BROOKLINE, Mass. — Wednesday at the U.S. Open is traditionally when the leadership of (North American) golf descends from its fabled ivory tower to deliver a state of the nation and field inquiries about its premier championship. At the 122nd Open, the USGA’s preamble was so ponderous that another handful of over-the-hill competitors could have hobbled over to LIV Golf before the assembled media posed questions, some of which were even about the tournament.
The result was a Triple ‘A’ day at The Country Club.
The first ‘A’ was affability, as Mike Whan — in his first Open as CEO of the USGA — used his trademark enthusiasm and good humor to convey a fresher image of his outfit, one less stuffy, less prone to choking on its cravat. Whan has a lot of progressive ideas and he summarized them, if not briefly, then with commendable conviction.
The second ‘A’ was alliance-building, specifically as it relates to the process around the distance debate, which in a more nostalgic era was considered golf’s thorniest topic.
“It’s slow and deliberate and designed to make sure we aren’t sneaking up on anybody,” Whan said 30 minutes into a slow and deliberate press conference, marking the moment when he first brushed against a subject his audience wanted to hear about. “It’s designed to make sure we have to stop at every step and actually create a listening period.”
The most recurrent ‘A’ of the day was avoidance, manifested in Whan’s obvious reluctance to be dragged too early into a war not of his making, or to be pinned down on actions he might take when inevitably conscripted into combat.

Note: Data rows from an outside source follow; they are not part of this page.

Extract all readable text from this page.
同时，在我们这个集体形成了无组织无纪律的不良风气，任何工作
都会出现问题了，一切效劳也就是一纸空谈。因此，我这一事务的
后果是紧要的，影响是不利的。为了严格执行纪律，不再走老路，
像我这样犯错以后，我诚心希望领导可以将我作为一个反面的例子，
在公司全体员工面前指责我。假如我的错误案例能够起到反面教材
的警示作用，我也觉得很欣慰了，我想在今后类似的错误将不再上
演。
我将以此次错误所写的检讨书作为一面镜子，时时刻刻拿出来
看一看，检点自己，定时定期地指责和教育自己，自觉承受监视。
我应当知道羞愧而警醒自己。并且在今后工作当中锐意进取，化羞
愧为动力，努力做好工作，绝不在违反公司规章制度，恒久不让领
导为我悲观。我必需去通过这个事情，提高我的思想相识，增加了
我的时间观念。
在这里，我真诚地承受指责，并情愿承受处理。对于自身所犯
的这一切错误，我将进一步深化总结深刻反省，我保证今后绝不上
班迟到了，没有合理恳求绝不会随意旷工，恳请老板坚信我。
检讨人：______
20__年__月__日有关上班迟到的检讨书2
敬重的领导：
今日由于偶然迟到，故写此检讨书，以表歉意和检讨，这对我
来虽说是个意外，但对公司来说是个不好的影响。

In explaining his decision to allow golfers allied with the Saudi-funded LIV Golf series (and subsequently suspended by the PGA Tour) to compete in the U.S. Open, Whan deflected with the consummate skill of a veteran political candidate. “In February, 30 guys played for the same promoter in Saudi Arabia with an acceptable release from the PGA Tour, and for years the DP World Tour has had an event there, same promoter,” he said.

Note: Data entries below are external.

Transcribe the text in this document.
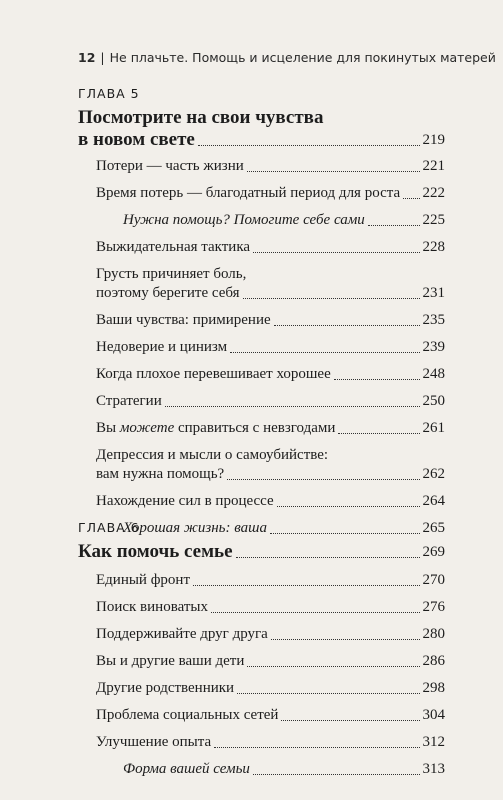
12 | Не плачьте. Помощь и исцеление для покинутых матерей
ГЛАВА 5
Посмотрите на свои чувства
в новом свете	219
Потери — часть жизни	221
Время потерь — благодатный период для роста 222
Нужна помощь? Помогите себе сами	225
Выжидательная тактика	228
Грусть причиняет боль,
поэтому берегите себя	231
Ваши чувства: примирение	235
Недоверие и цинизм	239
Когда плохое перевешивает хорошее	248
Стратегии	250
Вы можете справиться с невзгодами	261
Депрессия и мысли о самоубийстве:
вам нужна помощь?	262
Нахождение сил в процессе	264
Хорошая жизнь: ваша	265
ГЛАВА 6
Как помочь семье	269
Единый фронт	270
Поиск виноватых	276
Поддерживайте друг друга	280
Вы и другие ваши дети	286
Другие родственники	298
Проблема социальных сетей	304
Улучшение опыта	312
Форма вашей семьи	313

“We also had to ask the question, if you’re going to put that kind of clause in, who gets in, we’ve got to go back to 9,300 people. It becomes a pretty slippery slope to try to apply that across 9,300 people,” he added, referencing the number of entrants who originally signed up for the championship.

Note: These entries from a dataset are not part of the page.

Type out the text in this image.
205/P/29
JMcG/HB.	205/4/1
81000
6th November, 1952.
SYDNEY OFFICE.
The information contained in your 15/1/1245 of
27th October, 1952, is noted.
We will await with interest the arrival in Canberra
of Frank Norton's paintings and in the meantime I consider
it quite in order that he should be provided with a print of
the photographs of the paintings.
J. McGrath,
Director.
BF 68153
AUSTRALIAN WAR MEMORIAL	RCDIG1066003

It was artful evasion. The dilemma doesn’t involve 9,300 people, nor even the 156 who actually made it to this Boston suburb, but only the 15 LIV players in the field. And the “promoter,” to use Whan’s anodyne term, is a subsidiary of a sovereign wealth fund that’s financing a hostile takeover of the professional game. Whan worked gamely to create an impression that a decision to eject the Saudi 15 was simply too administratively challenging when, in fact, it was merely too controversial and legally precarious.
Any attempt to bounce MBS’s boys would have been, in the argot of Ian Poulter, a little previous. Whan knows the sands are shifting quickly on the Saudi question, that others are better positioned to act first, and that the time when the USGA can be most effective is not quite at hand.
“To be honest with you, what we’re talking about was different two years ago, and it was different two months ago than it is today,” he said. “We’re not going to be a knee-jerk reaction.”
Interested parties in Riyadh and Ponte Vedra were surely anxiously parsing Whan’s words for signals of support, and there was some. If and when the USGA circles its wagon behind Jay Monahan and the PGA Tour, it will be in the form of making it more difficult for LIV golfers to compete in the U.S. Open — significant since the Saudis have assured any potential recruits that they can continue to compete in majors. Whan confirmed that he was open to revising the parameters used to qualify (or disqualify) competitors from future Opens, just not for the ‘22 edition, the criteria for which had already been published and executed.
“As we would do any year, we’re going to definitely reevaluate field criteria. We would any year. We will take a look at what the landscape looks like,” he said.
And will PGA Tour suspensions get his attention in drafting that criteria?
“They already did,” he replied. “It got our attention for this championship.”
Whan’s comments provided scant succor for the Saudis, but also left an unmistakable sense that the professional game might have disappeared beneath the waves of whataboutism and sportswashing before any USGA life raft launches. The next crest in this crisis lies just beyond the close of this championship, so today demanded something more than ambiguous hints about future solidarity. Golf fans opposed to seeing the sport auctioned to MBS needed a strong voice to ring clear today. It was not heard.